In search of a jacket for Kate, they strolled down Shelby Street and found themselves in an outdoor market. Kate’s eyes were immediately drawn to a rack of wool ponchos. They stood apart from all the rest she’d seen in town that day. Their texture was fine and soft. The patterns of the weave were intricate. The colors were the colors of the desert—browns and reds, muted purples, and sage greens.
Her eye fell on one in particular, and she was about to remove the hanger from the rack when a voice came behind her.
“I made this one for you, miss,” he said. She turned around to see a small man with a very big smile, obviously using a practiced salesman line on her. “Come and see for yourself.”
He led her to a full-length mirror propped against a tree and slipped it over her head. Sales pitch or no, the man was right. Kate looked at her reflection and laughed—jeans, cowboy boots, poncho, and a peaceful look on her face she was wholly unfamiliar with.
She watched in the mirror as Jorey walked up behind her, and something in her heart burst open. He was so tall and straight and handsome.
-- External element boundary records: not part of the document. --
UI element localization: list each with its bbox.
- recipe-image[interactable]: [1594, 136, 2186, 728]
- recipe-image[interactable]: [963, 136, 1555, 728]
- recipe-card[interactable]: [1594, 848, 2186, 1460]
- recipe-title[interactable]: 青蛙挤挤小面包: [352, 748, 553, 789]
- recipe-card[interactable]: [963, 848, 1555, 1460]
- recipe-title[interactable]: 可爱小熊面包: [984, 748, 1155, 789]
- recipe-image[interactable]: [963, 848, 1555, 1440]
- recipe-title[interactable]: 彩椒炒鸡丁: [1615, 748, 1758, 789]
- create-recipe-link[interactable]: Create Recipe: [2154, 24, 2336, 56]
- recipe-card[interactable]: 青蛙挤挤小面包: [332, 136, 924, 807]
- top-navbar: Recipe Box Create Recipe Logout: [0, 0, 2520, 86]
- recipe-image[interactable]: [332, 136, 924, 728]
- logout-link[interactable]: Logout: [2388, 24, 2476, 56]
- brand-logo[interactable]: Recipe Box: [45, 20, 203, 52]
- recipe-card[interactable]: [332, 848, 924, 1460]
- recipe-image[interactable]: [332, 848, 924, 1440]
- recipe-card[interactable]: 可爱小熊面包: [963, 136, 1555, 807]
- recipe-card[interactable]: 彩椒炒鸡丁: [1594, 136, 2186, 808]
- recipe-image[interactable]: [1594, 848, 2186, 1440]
The way he looked at her could not lie. Those dark and deep eyes could never lie. Those eyes were full of love.
He reached down into the nape of the poncho and set her hair free, then tenderly kissed her cheek.
It must have been the way the sunlight hit the mirror, but Kate was sure that for an instant, she and Jorey were surrounded by a cocoon of love. It shimmered gold and white and blue. She blinked and it was gone.
“Thanks. We’ll take it,” Jorey said, and within minutes, over Kate’s protests, he’d happily shelled out several hundred dollars he probably didn’t have.
After a delicious lunch at the New Mexican diner just off the plaza, Jorey told Kate that dessert was next, and he was taking her to the best place he knew.
“I can’t eat anything else or I’ll pop,” she said.
“This is food for the soul, my dear,” he said.
Another hour later, Jorey was driving down a two-lane road that ran parallel to a river lined with trees Jorey gave names to: Gambel Oak, Box Elder, and Cottonwood. They listened to a CD of Native American flute music that floated around them, creating a cocoon of beauty inside the Range Rover. And they continued to drive. Kate knew that the last town they passed was a crossroads with the strange name of Abiquiu, and that was several miles back. She looked at the sky and could see the beginnings of a fiery red sunset.
“May I ask where we’re going?”
“Nope.”
She laughed. “You love teasing me.”
“That’s true, but this is about me wanting you to just be, to just look around you and see. I don’t want you to have any preconceived notions. Just be open to what happens.”
Kate folded her hands in her lap and took a breath. She felt the car begin to slow and heard the click of Jorey’s turn signals. She had to squint and lean forward against her seat belt in order to read the small white wooden sign.
She snapped her head around and stared at Jorey. “You’re taking me to a mosque? Out in the middle of nowhere?”
“Ah, well, it’s a long story, but this community has always been kind to me. I bring groups here all the time and they never hesitate to give me permission. They own all the land around here.”